Le Magazine de Polytechnique Montréal
Une vision porteuse de transformation : Marc Parent, Po 84, génie mécanique, président et chef de la direction de CAE
Point de vue
Sous la direction de Marc Parent, CAE a connu, au cours des dix dernières années, une transformation majeure qui en a fait un chef de file mondial en formation. M. Parent explique les raisons de ce succès.

À quand remonte votre passion pour l’aéronautique ?
Je suis passionné d’aviation depuis mon plus jeune âge, et je suis entré dans les cadets de l’air à l’âge de 13 ans.
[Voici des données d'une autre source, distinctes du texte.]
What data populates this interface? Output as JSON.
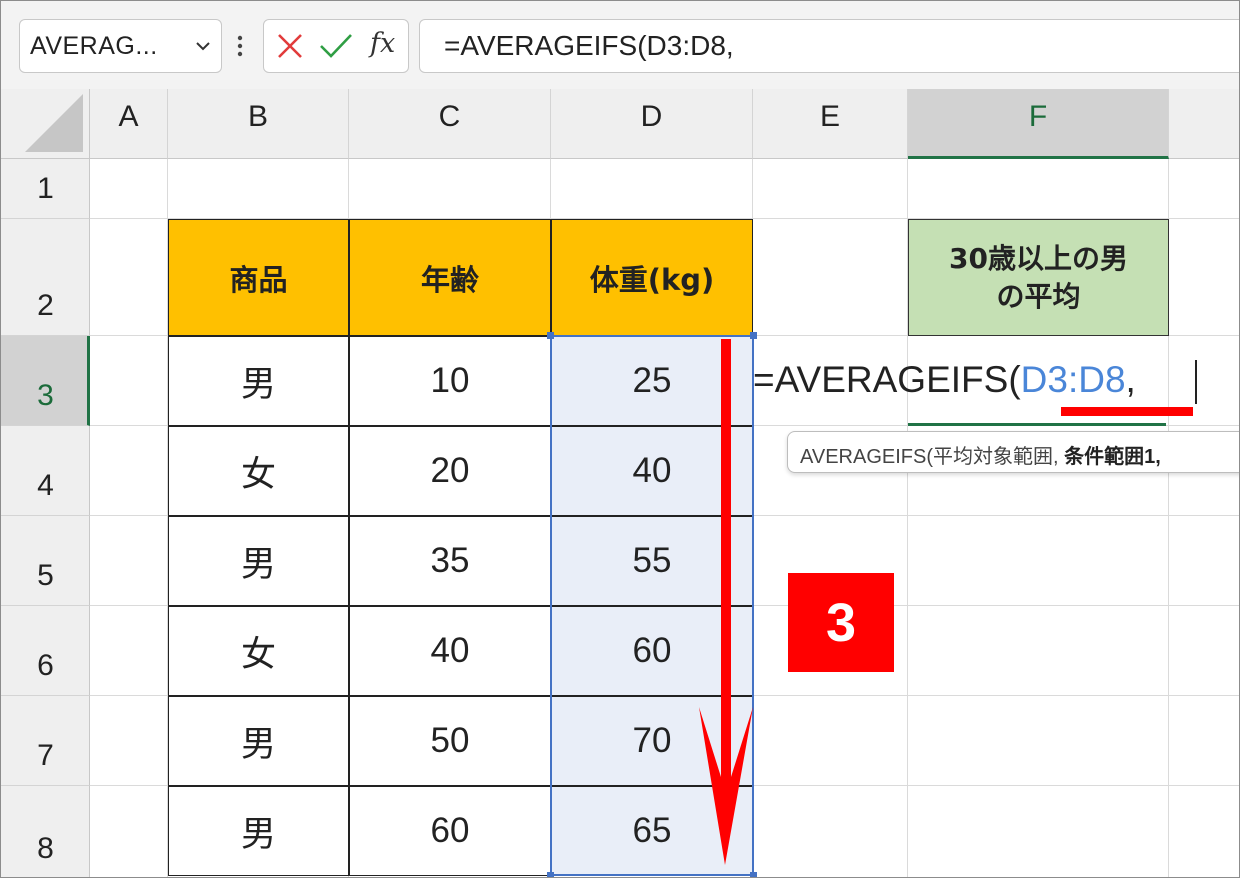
{
  "name_box": {
    "value": "AVERAG..."
  },
  "formula_bar": {
    "formula": "=AVERAGEIFS(D3:D8,",
    "fx_label": "fx"
  },
  "columns": [
    "A",
    "B",
    "C",
    "D",
    "E",
    "F"
  ],
  "rows": [
    "1",
    "2",
    "3",
    "4",
    "5",
    "6",
    "7",
    "8"
  ],
  "selected_column": "F",
  "selected_row": "3",
  "table": {
    "headers": [
      "商品",
      "年齢",
      "体重(kg)"
    ],
    "rows": [
      [
        "男",
        "10",
        "25"
      ],
      [
        "女",
        "20",
        "40"
      ],
      [
        "男",
        "35",
        "55"
      ],
      [
        "女",
        "40",
        "60"
      ],
      [
        "男",
        "50",
        "70"
      ],
      [
        "男",
        "60",
        "65"
      ]
    ]
  },
  "result_label": {
    "line1": "30歳以上の男",
    "line2": "の平均"
  },
  "cell_edit": {
    "prefix": "=AVERAGEIFS(",
    "ref": "D3:D8",
    "suffix": ","
  },
  "tooltip": {
    "normal": "AVERAGEIFS(平均対象範囲, ",
    "bold": "条件範囲1, "
  },
  "step_badge": "3",
  "colors": {
    "header_fill": "#ffc000",
    "result_fill": "#c5e0b4",
    "selection_border": "#4472c4",
    "reference_text": "#4a86d8",
    "annotation_red": "#ff0000",
    "excel_green": "#217346"
  }
}
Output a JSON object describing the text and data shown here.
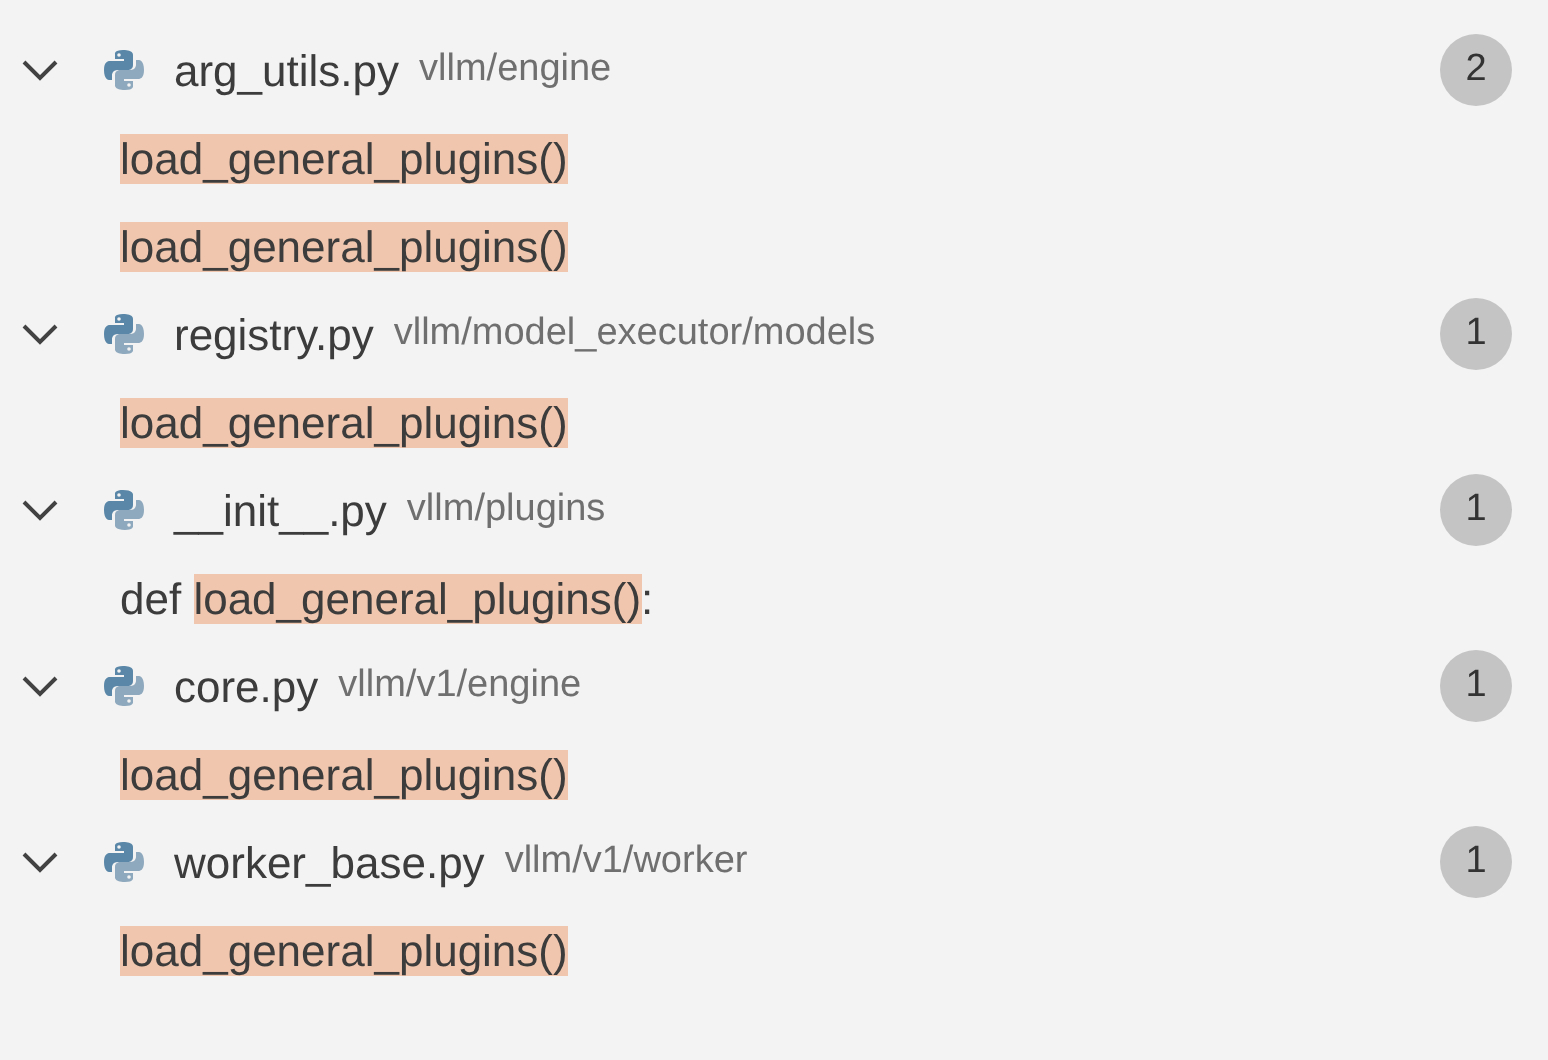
{
  "files": [
    {
      "name": "arg_utils.py",
      "path": "vllm/engine",
      "count": "2",
      "expanded": true,
      "matches": [
        {
          "match": "load_general_plugins()"
        },
        {
          "match": "load_general_plugins()"
        }
      ]
    },
    {
      "name": "registry.py",
      "path": "vllm/model_executor/models",
      "count": "1",
      "expanded": true,
      "matches": [
        {
          "match": "load_general_plugins()"
        }
      ]
    },
    {
      "name": "__init__.py",
      "path": "vllm/plugins",
      "count": "1",
      "expanded": true,
      "matches": [
        {
          "before": "def ",
          "match": "load_general_plugins()",
          "after": ":"
        }
      ]
    },
    {
      "name": "core.py",
      "path": "vllm/v1/engine",
      "count": "1",
      "expanded": true,
      "matches": [
        {
          "match": "load_general_plugins()"
        }
      ]
    },
    {
      "name": "worker_base.py",
      "path": "vllm/v1/worker",
      "count": "1",
      "expanded": true,
      "matches": [
        {
          "match": "load_general_plugins()"
        }
      ]
    }
  ]
}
J’ai obtenu mes ailes de pilote à 17 ans, deux ans avant d’apprendre à conduire une auto ! Ma mère devait me conduire à l’aéroport pour que j’aille piloter.
À Polytechnique, j’ai choisi la spécialisation aéronautique pour pouvoir poursuivre cette passion.
Quel genre d’étudiant étiez-vous ?
Comme ma spécialisation me permettait de nourrir ma passion, j’étais un élève extrêmement motivé. C’était le « fun » pour moi d’aller aux cours, les profs étaient intéressants, et je me suis fait des amis que j’ai conservés.
À Polytechnique, les premières années sont quand même difficiles, il faut travailler fort. Cela force les jeunes étudiants à travailler en équipe et à aller chercher des solutions. Dans mes cours, j’ai compris que pour résoudre un problème, il faut commencer par le comprendre. Quand on comprend, on a 95 % de la solution.
J’ai appris la rigueur à Polytechnique et je l’applique partout. Ces compétences préparent bien à l’entrée dans la vie professionnelle. Mes années à Polytechnique ont été parmi les meilleures de ma vie !
Quelle vision de l’industrie canadienne de l’aéronautique vous êtes-vous forgée ?
Quand j’ai obtenu mon diplôme d’ingénieur, l’industrie aéronautique connaissait des difficultés. Les gens ne croyaient pas que le secteur aéronautique allait remonter et devenir une industrie prospère. Mais cela ne m’a pas arrêté. J’étais un passionné d’aviation, et je le suis toujours. Alors je me suis fié à mon instinct.
L’industrie aéronautique québécoise a connu une grande résilience et, aujourd’hui, elle est la troisième grappe aérospatiale au monde ! C’est une industrie innovatrice qui est capable d’attirer les investissements étrangers. CAE en est le parfait exemple : nous sommes présents dans 35 pays, nous avons des clients dans plus de 130 pays. La majorité de nos revenus provient de l’extérieur du Canada !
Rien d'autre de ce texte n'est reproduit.